Banyak orang sekarat di rumah karena takut berurusan dengan militer jika mereka ke rumah sakit, sejumlah keluarga terlihat mengantri di pabrik oksigen, serta para petugas pemakaman dan sukarelawan tak henti-hentinya menguburkan jenazah.
Dilansir Djawanews dari Kompas.com, pada Rabu (21/7) Kementerian Kesehatan yang dikendalikan junta militer melaporkan 6.093 kasus baru COVID-19, sehingga total yang dikonfirmasi menjadi 246.663.
Namun menurut sejumlah dokter dan sukarelawan jumlah yang tersebut hanya merupakan puncak gunung es dari keadaan sebenarnya.
"Kami melihat kondisi pasien memburuk dan orang-orang meninggal setiap hari," ujar seorang dokter yang tidak ingin disebutkan Namanya kerena takut berurusan dengan junta militer.

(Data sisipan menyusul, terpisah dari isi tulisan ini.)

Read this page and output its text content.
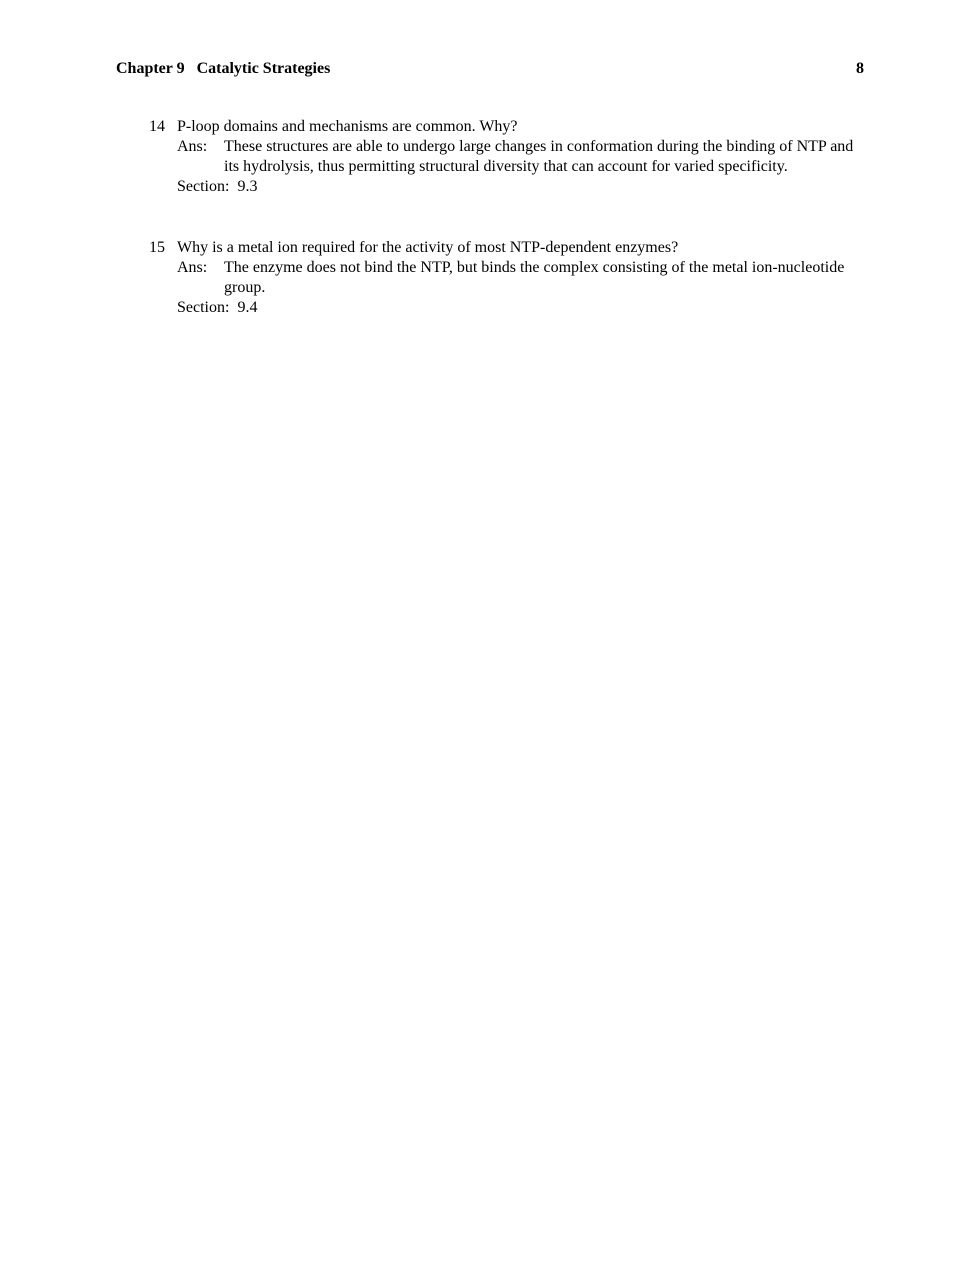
Chapter 9   Catalytic Strategies	8
14 P-loop domains and mechanisms are common. Why?
Ans: These structures are able to undergo large changes in conformation during the binding of NTP and its hydrolysis, thus permitting structural diversity that can account for varied specificity.
Section:  9.3
15 Why is a metal ion required for the activity of most NTP-dependent enzymes?
Ans: The enzyme does not bind the NTP, but binds the complex consisting of the metal ion-nucleotide group.
Section:  9.4
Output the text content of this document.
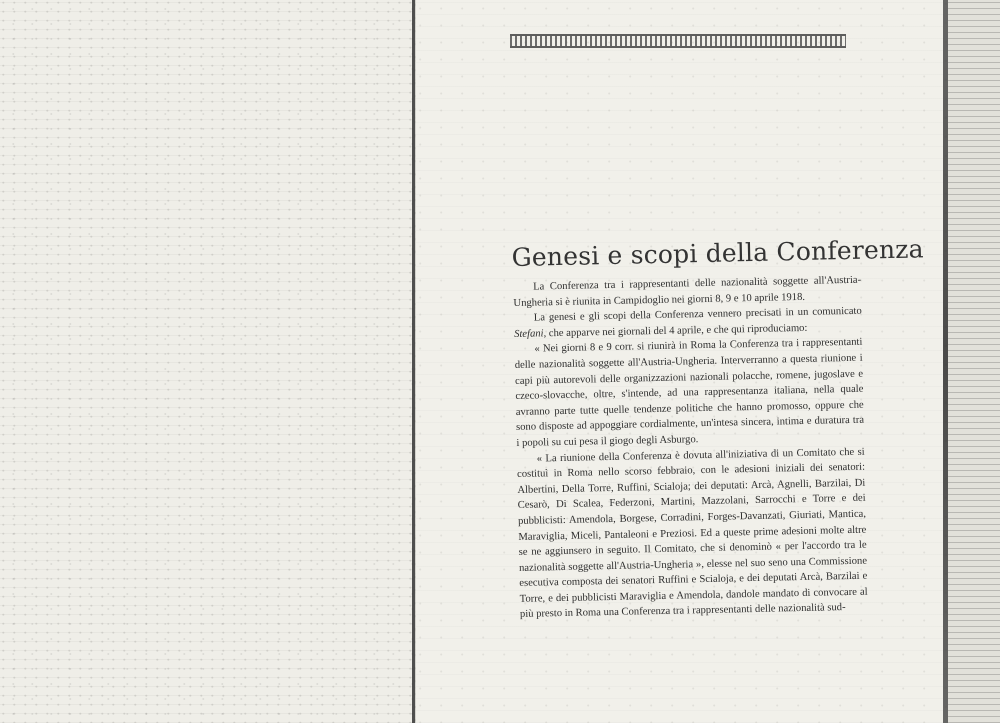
Genesi e scopi della Conferenza

La Conferenza tra i rappresentanti delle nazionalità soggette all'Austria-Ungheria si è riunita in Campidoglio nei giorni 8, 9 e 10 aprile 1918.

La genesi e gli scopi della Conferenza vennero precisati in un comunicato Stefani, che apparve nei giornali del 4 aprile, e che qui riproduciamo:

« Nei giorni 8 e 9 corr. si riunirà in Roma la Conferenza tra i rappresentanti delle nazionalità soggette all'Austria-Ungheria. Interverranno a questa riunione i capi più autorevoli delle organizzazioni nazionali polacche, romene, jugoslave e czeco-slovacche, oltre, s'intende, ad una rappresentanza italiana, nella quale avranno parte tutte quelle tendenze politiche che hanno promosso, oppure che sono disposte ad appoggiare cordialmente, un'intesa sincera, intima e duratura tra i popoli su cui pesa il giogo degli Asburgo.

« La riunione della Conferenza è dovuta all'iniziativa di un Comitato che si costituì in Roma nello scorso febbraio, con le adesioni iniziali dei senatori: Albertini, Della Torre, Ruffini, Scialoja; dei deputati: Arcà, Agnelli, Barzilai, Di Cesarò, Di Scalea, Federzoni, Martini, Mazzolani, Sarrocchi e Torre e dei pubblicisti: Amendola, Borgese, Corradini, Forges-Davanzati, Giuriati, Mantica, Maraviglia, Miceli, Pantaleoni e Preziosi. Ed a queste prime adesioni molte altre se ne aggiunsero in seguito. Il Comitato, che si denominò « per l'accordo tra le nazionalità soggette all'Austria-Ungheria », elesse nel suo seno una Commissione esecutiva composta dei senatori Ruffini e Scialoja, e dei deputati Arcà, Barzilai e Torre, e dei pubblicisti Maraviglia e Amendola, dandole mandato di convocare al più presto in Roma una Conferenza tra i rappresentanti delle nazionalità sud-
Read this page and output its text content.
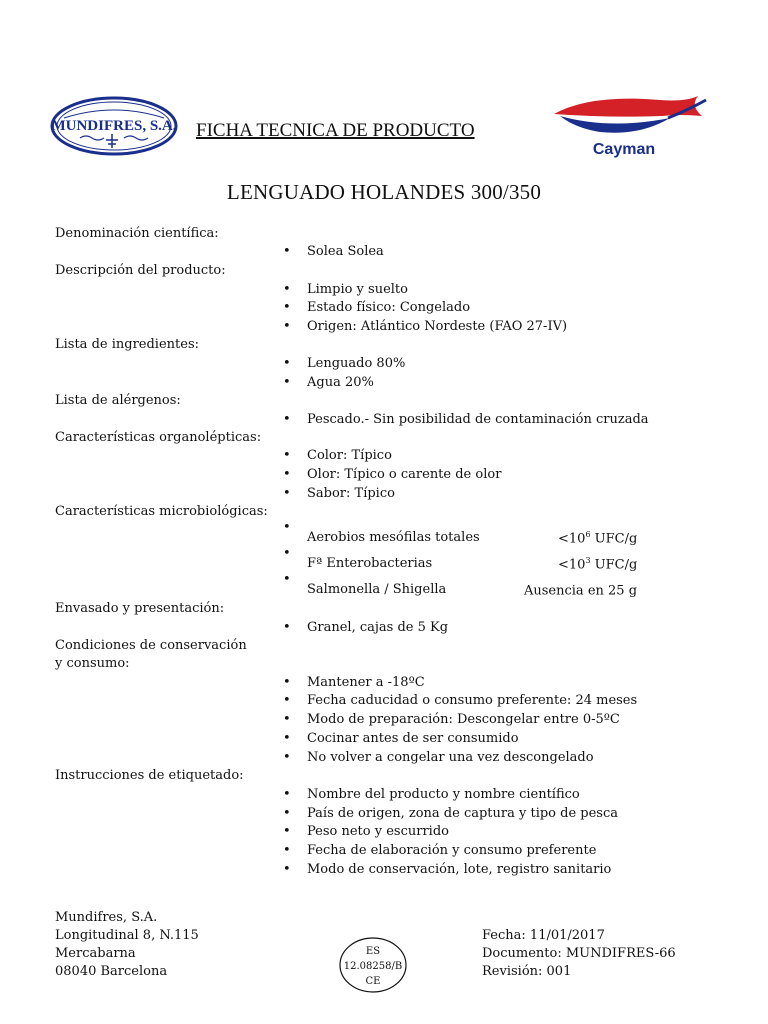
MUNDIFRES, S.A. FICHA TECNICA DE PRODUCTO
Cayman
LENGUADO HOLANDES 300/350
Denominación científica:
• Solea Solea
Descripción del producto:
• Limpio y suelto
• Estado físico: Congelado
• Origen: Atlántico Nordeste (FAO 27-IV)
Lista de ingredientes:
• Lenguado 80%
• Agua 20%
Lista de alérgenos:
• Pescado.- Sin posibilidad de contaminación cruzada
Características organolépticas:
• Color: Típico
• Olor: Típico o carente de olor
• Sabor: Típico
Características microbiológicas:
•
Aerobios mesófilas totales	$<10^6$ UFC/g
•
Fª Enterobacterias	$<10^3$ UFC/g
•
Salmonella / Shigella	Ausencia en 25 g
Envasado y presentación:
• Granel, cajas de 5 Kg
Condiciones de conservación
y consumo:
• Mantener a -18ºC
• Fecha caducidad o consumo preferente: 24 meses
• Modo de preparación: Descongelar entre 0-5ºC
• Cocinar antes de ser consumido
• No volver a congelar una vez descongelado
Instrucciones de etiquetado:
• Nombre del producto y nombre científico
• País de origen, zona de captura y tipo de pesca
• Peso neto y escurrido
• Fecha de elaboración y consumo preferente
• Modo de conservación, lote, registro sanitario
Mundifres, S.A.
Longitudinal 8, N.115
Mercabarna
08040 Barcelona
ES
12.08258/B
CE
Fecha: 11/01/2017
Documento: MUNDIFRES-66
Revisión: 001
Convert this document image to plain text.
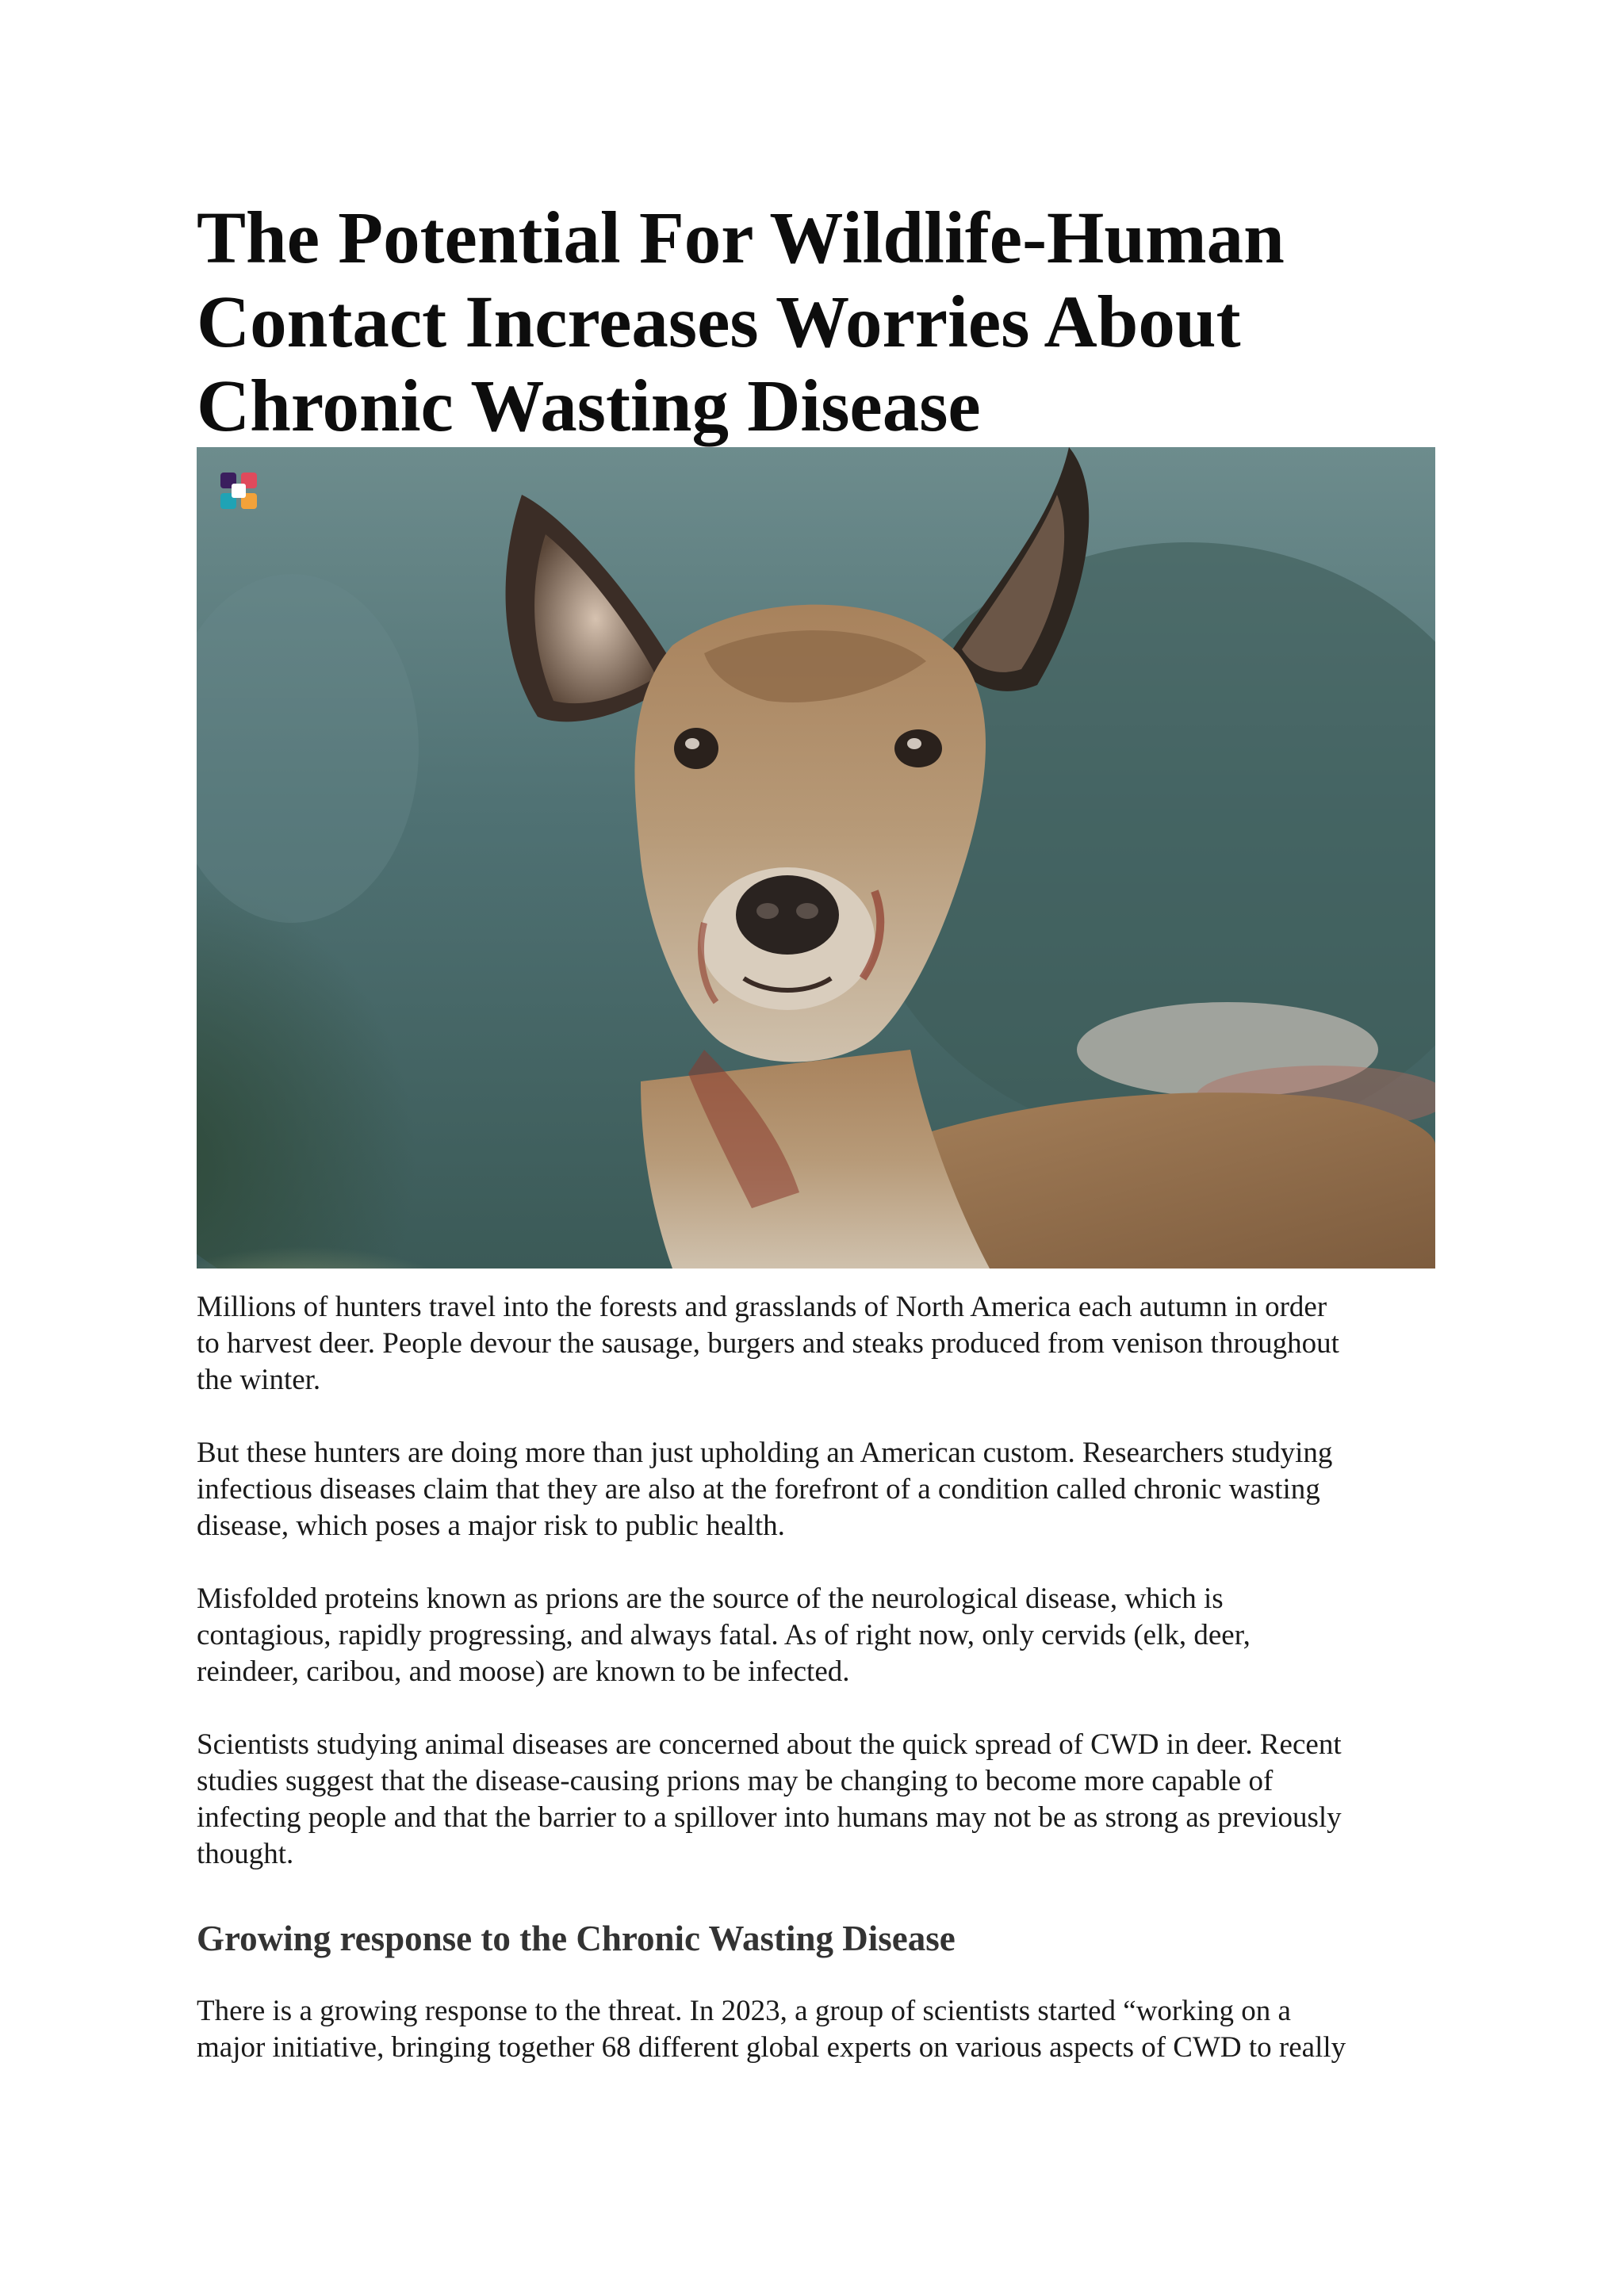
The Potential For Wildlife-Human
Contact Increases Worries About
Chronic Wasting Disease

Millions of hunters travel into the forests and grasslands of North America each autumn in order
to harvest deer. People devour the sausage, burgers and steaks produced from venison throughout
the winter.

But these hunters are doing more than just upholding an American custom. Researchers studying
infectious diseases claim that they are also at the forefront of a condition called chronic wasting
disease, which poses a major risk to public health.

Misfolded proteins known as prions are the source of the neurological disease, which is
contagious, rapidly progressing, and always fatal. As of right now, only cervids (elk, deer,
reindeer, caribou, and moose) are known to be infected.

Scientists studying animal diseases are concerned about the quick spread of CWD in deer. Recent
studies suggest that the disease-causing prions may be changing to become more capable of
infecting people and that the barrier to a spillover into humans may not be as strong as previously
thought.

Growing response to the Chronic Wasting Disease

There is a growing response to the threat. In 2023, a group of scientists started “working on a
major initiative, bringing together 68 different global experts on various aspects of CWD to really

Senada dengan itu Kepala Delegasi Myanmar dari Federasi Internasional Perhimpunan Palang Merah dan Bulan Sabit Merah, Joy Singhal menyebut sepertiga dari orang yang dites positif.
"Peningkatan kasus ini telah menempatkan seluruh sistem kesehatan di bawah tekanan besar," kata Singhal.
"Kami sangat membutuhkan tingkat pengujian, pelacakan kontak, dan vaksinasi yang lebih besar di semua wilayah negara," ungkapnya.
Keadaan tersebut tidak terlepas dari junta militer yang berkuasa. Saat ini di Myanmar bisa dikatakan tidak ada sistem medis nasional yang menangani COVID-19 yang berfungsi. Petugas dan sukarelawan secara sembunyi-sembunyi dari junta militer terus-menerus memberikan bantuannya kepada para pasien COVID-19.
Keadaan tersebut semakin diperparah dengan masyarakat yang tidak lagi percaya dengan segala hal yang terkait dengan junta militer.